(May 6, 2015 at 5:36 am)Hatshepsut Wrote: ...
(May 5, 2015 at 7:19 pm)Pyrrho Wrote: Furthermore, the motivation to do anything always involves emotions. That was something Hume noted... But this is not involving "an objective value judgement." ...Evidently, your idea of "rationality" includes more than bare reason, but also feelings.
But we've chosen to divide human thought into two categories, "reason" and "emotion," and declare only the former "rational." This decision about the taxonomy of thoughts was already long in effect by the 18th century and is taken for granted unconsciously today. We might ask why emotion, a thing generated by the brain, does not represent the results of any kind of objective calculation. Often feelings are eminently rational. When we feel fear, it's a fair bet that it's because we're in danger of some kind.

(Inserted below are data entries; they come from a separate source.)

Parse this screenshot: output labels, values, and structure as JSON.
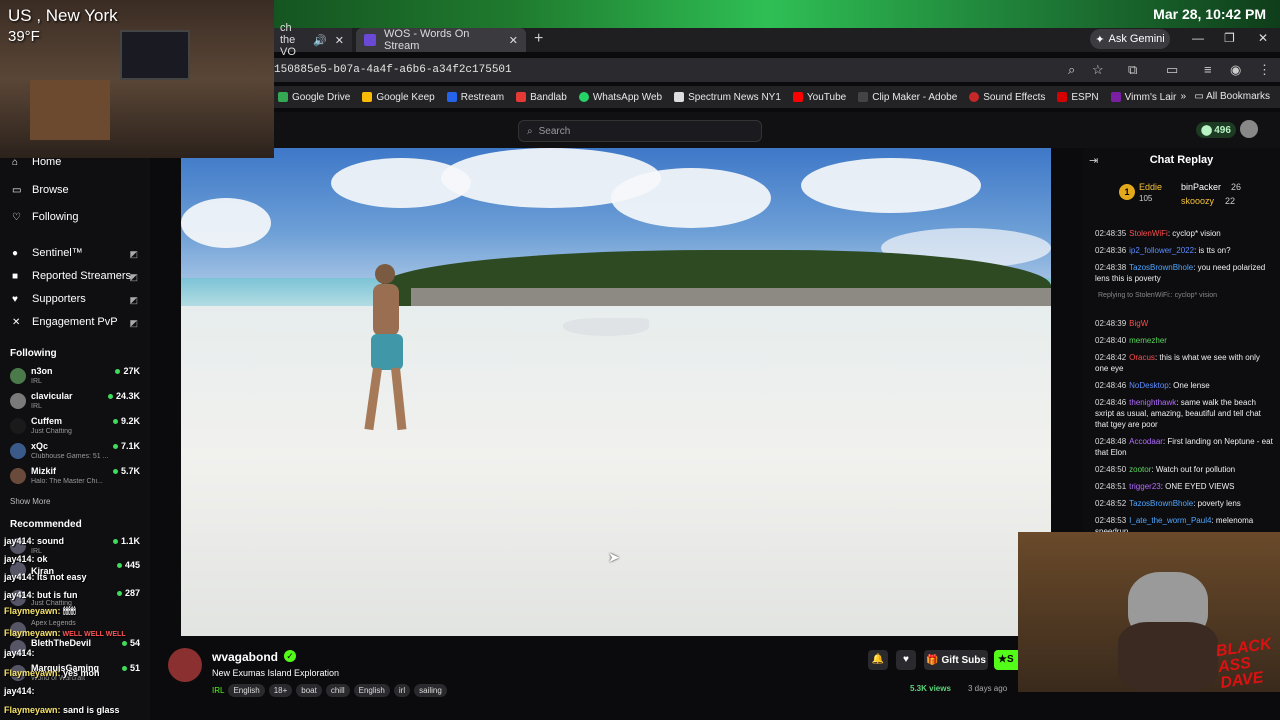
{
  "desktop": {
    "clock": "Mar 28, 10:42 PM"
  },
  "overlay": {
    "location": "US , New York",
    "temp": "39°F",
    "watermark": "BLACK ASS DAVE"
  },
  "browser": {
    "tabs": [
      {
        "label": "ch the VO"
      },
      {
        "label": "WOS - Words On Stream"
      }
    ],
    "new_tab": "+",
    "ask_gemini": "Ask Gemini",
    "url": "150885e5-b07a-4a4f-a6b6-a34f2c175501",
    "bookmarks": [
      "Google Drive",
      "Google Keep",
      "Restream",
      "Bandlab",
      "WhatsApp Web",
      "Spectrum News NY1",
      "YouTube",
      "Clip Maker - Adobe",
      "Sound Effects",
      "ESPN",
      "Vimm's Lair"
    ],
    "all_bookmarks": "All Bookmarks"
  },
  "header": {
    "search_placeholder": "Search",
    "coins": "496"
  },
  "sidebar": {
    "nav": [
      {
        "label": "Home"
      },
      {
        "label": "Browse"
      },
      {
        "label": "Following"
      }
    ],
    "tools": [
      {
        "label": "Sentinel™"
      },
      {
        "label": "Reported Streamers"
      },
      {
        "label": "Supporters"
      },
      {
        "label": "Engagement PvP"
      }
    ],
    "following_title": "Following",
    "following": [
      {
        "name": "n3on",
        "category": "IRL",
        "viewers": "27K"
      },
      {
        "name": "clavicular",
        "category": "IRL",
        "viewers": "24.3K"
      },
      {
        "name": "Cuffem",
        "category": "Just Chatting",
        "viewers": "9.2K"
      },
      {
        "name": "xQc",
        "category": "Clubhouse Games: 51 ...",
        "viewers": "7.1K"
      },
      {
        "name": "Mizkif",
        "category": "Halo: The Master Chi...",
        "viewers": "5.7K"
      }
    ],
    "show_more": "Show More",
    "recommended_title": "Recommended",
    "recommended_viewers": [
      "1.1K",
      "445",
      "287",
      "54",
      "51"
    ],
    "recommended_names": [
      "Kiran",
      "BlethTheDevil",
      "MarquisGaming"
    ],
    "recommended_categories": [
      "IRL",
      "Just Chatting",
      "Apex Legends",
      "World of Warcraft"
    ]
  },
  "obs_chat": [
    {
      "user": "jay414:",
      "text": " sound"
    },
    {
      "user": "jay414:",
      "text": " ok"
    },
    {
      "user": "jay414:",
      "text": " Its not easy"
    },
    {
      "user": "jay414:",
      "text": " but is fun"
    },
    {
      "user": "Flaymeyawn:",
      "text": " 🕯🕯🕯🕯🕯"
    },
    {
      "user": "Flaymeyawn:",
      "text": " WELL WELL WELL"
    },
    {
      "user": "jay414:",
      "text": ""
    },
    {
      "user": "Flaymeyawn:",
      "text": " yes mon"
    },
    {
      "user": "jay414:",
      "text": ""
    },
    {
      "user": "Flaymeyawn:",
      "text": " sand is glass"
    }
  ],
  "chat": {
    "title": "Chat Replay",
    "podium": [
      {
        "rank": "1",
        "name": "Eddie",
        "count": "105"
      },
      {
        "name": "binPacker",
        "count": "26"
      },
      {
        "name": "skooozy",
        "count": "22"
      }
    ],
    "messages": [
      {
        "time": "02:48:35",
        "user": "StolenWiFi",
        "color": "#ff4d4d",
        "text": "cyclop* vision"
      },
      {
        "time": "02:48:36",
        "user": "ip2_follower_2022",
        "color": "#5b8cff",
        "text": "is tts on?"
      },
      {
        "time": "02:48:38",
        "user": "TazosBrownBhole",
        "color": "#4da6ff",
        "text": "you need polarized lens this is poverty"
      },
      {
        "time": "",
        "user": "Replying to StolenWiFi:",
        "color": "#888888",
        "text": "cyclop* vision"
      },
      {
        "time": "02:48:39",
        "user": "BigW",
        "color": "#ff4d4d",
        "text": ""
      },
      {
        "time": "02:48:40",
        "user": "memezher",
        "color": "#5cd65c",
        "text": ""
      },
      {
        "time": "02:48:42",
        "user": "Oracus",
        "color": "#ff4d4d",
        "text": "this is what we see with only one eye"
      },
      {
        "time": "02:48:46",
        "user": "NoDesktop",
        "color": "#5b8cff",
        "text": "One lense"
      },
      {
        "time": "02:48:46",
        "user": "thenighthawk",
        "color": "#b36bff",
        "text": "same walk the beach sxript as usual, amazing, beautiful and tell chat that tgey are poor"
      },
      {
        "time": "02:48:48",
        "user": "Accodaar",
        "color": "#b36bff",
        "text": "First landing on Neptune - eat that Elon"
      },
      {
        "time": "02:48:50",
        "user": "zootor",
        "color": "#5cd65c",
        "text": "Watch out for pollution"
      },
      {
        "time": "02:48:51",
        "user": "trigger23",
        "color": "#b36bff",
        "text": "ONE EYED VIEWS"
      },
      {
        "time": "02:48:52",
        "user": "TazosBrownBhole",
        "color": "#4da6ff",
        "text": "poverty lens"
      },
      {
        "time": "02:48:53",
        "user": "I_ate_the_worm_Paul4",
        "color": "#4da6ff",
        "text": "melenoma speedrun"
      }
    ]
  },
  "stream": {
    "channel": "wvagabond",
    "title": "New Exumas Island Exploration",
    "category": "IRL",
    "tags": [
      "English",
      "18+",
      "boat",
      "chill",
      "English",
      "irl",
      "sailing"
    ],
    "gift_subs": "Gift Subs",
    "subscribe": "S",
    "views": "5.3K views",
    "ago": "3 days ago"
  }
}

I will agree that "reason" is broader. The brain makes emotional calculations very quickly albeit based on partial information and with biases toward the welfare of self and kin. And emotion "thinks" only about certain things. The slower-moving reason can aim at almost any topic and reach a higher level of verbal abstraction. Yet is this grounds enough to exclude emotion from universe of rationality? I might lean toward Chad Wooter on this issue, adding that it's the simultaneous use of both reason and emotion that produces "rationality." Remove either one and we're in trouble: Emotionally disordered people don't behave in a rational manner, while folks who refuse to reason act in a petty, self-centered way.
No, emotions are not rational. If we consider your example of fear, many times the fear is based on the possibility of something happening that one does not want. But that not wanting it is just another desire, another emotion. It is not based on reason at all.
Fear is more instinctual than rational. We see fear-behavior in animals of many kinds. Such instinct tends to help keep an individual alive, which in turn tends to help keep the species alive. This is more basic to how animals are than reason is.
The reason (or more properly, "cause") such instinct exists in species is because those animals that lacked such instincts tended to die off and not reproduce. That does not make it rational. That just means that one way of being is more likely to result in a longer life and offspring than the other.
Reason is helpful for determining means to ends, but it does not give ends in themselves. If you have a goal, then choosing appropriate means to achieve that goal is "reasonable," but the goal itself isn't based on reason. For example, if you want to live, then drinking poison is probably not a reasonable thing to do. But if you want to die, drinking poison may very well be a reasonable thing to do. What is "reasonable" to do is determined by the goal one has. But the ultimate goals themselves are not determined by reason.
I state "ultimate goals" for a reason. Once one has an ultimate goal, one can use reason to find intermediate goals, which are simply the means to achieve one's ultimate goals. This discovery of intermediate goals may mislead some people into supposing that goals are somehow based on reason, but the fact is that intermediate goals can only exist if there is an ultimate goal.
For example, if one wants to be able to eat, one might decide that it will be good to have money in order to buy food (because that is how most people get food in many societies). And to get money, one may decide to get a job, because that is often a way in which one can get money. Reasoning about such things can give one the intermediate goals, which is to say, it can discover the means to particular ends, but if we eliminate the ultimate ends, then there are no intermediate steps to achieve one's ultimate goals (since one lacks any ultimate goals), and consequently there can be no intermediate goals.
As for your comments on "emotionally disordered people," those are simply people who have different desires from what is considered normal by a society. It is not a matter of reason, but of attitude (i.e., feeling). To give an example that might help make this clear to you, before 1973, the American Psychiatric Association classified homosexuality as a mental illness. In 1973, they no longer classified homosexuality as a mental illness. Nothing changed about homosexuality itself. What changed were societal attitudes toward homosexuality.
If one had exclusively heterosexual desire, then homosexual behavior would be "irrational." But it is in all cases a hypothetical matter, based on the sorts of feelings one has. For someone with homosexual desire, homosexual behavior is "rational." It is all a question of what one desires, or, in other words, on the emotions one has. Change the emotions, and one changes the behavior that would be rational.
This is why Hume stated, rather provocatively:
"Reason is, and ought only to be the slave of the passions, and can never pretend to any other office than to serve and obey them."
http://oll.libertyfund.org/titles/hume-a...man-nature
Reason is not the ultimate source of the passions (i.e., emotions). Reason is used to discover the means to the ends one has, not to give one the ultimate ends one has. The ultimate ends (goals) one has are a matter of feeling and emotion.
That some people have a prejudice in favor of their own feelings is not a sign that they are more reasonable than different feelings in someone else. Yet many people imagine such a thing, and it tends to cloud their judgement and get them to classify others as being "irrational" for feeling differently about things. Sometimes they try to rationalize their opinions, but they ultimately end up begging the question, presupposing that their feelings are rational and that contrary feelings are irrational. Thus, they reason fallaciously, showing that their position is not really based on reason at all.
"A wise man ... proportions his belief to the evidence."
— David Hume, An Enquiry Concerning Human Understanding, Section X, Part I.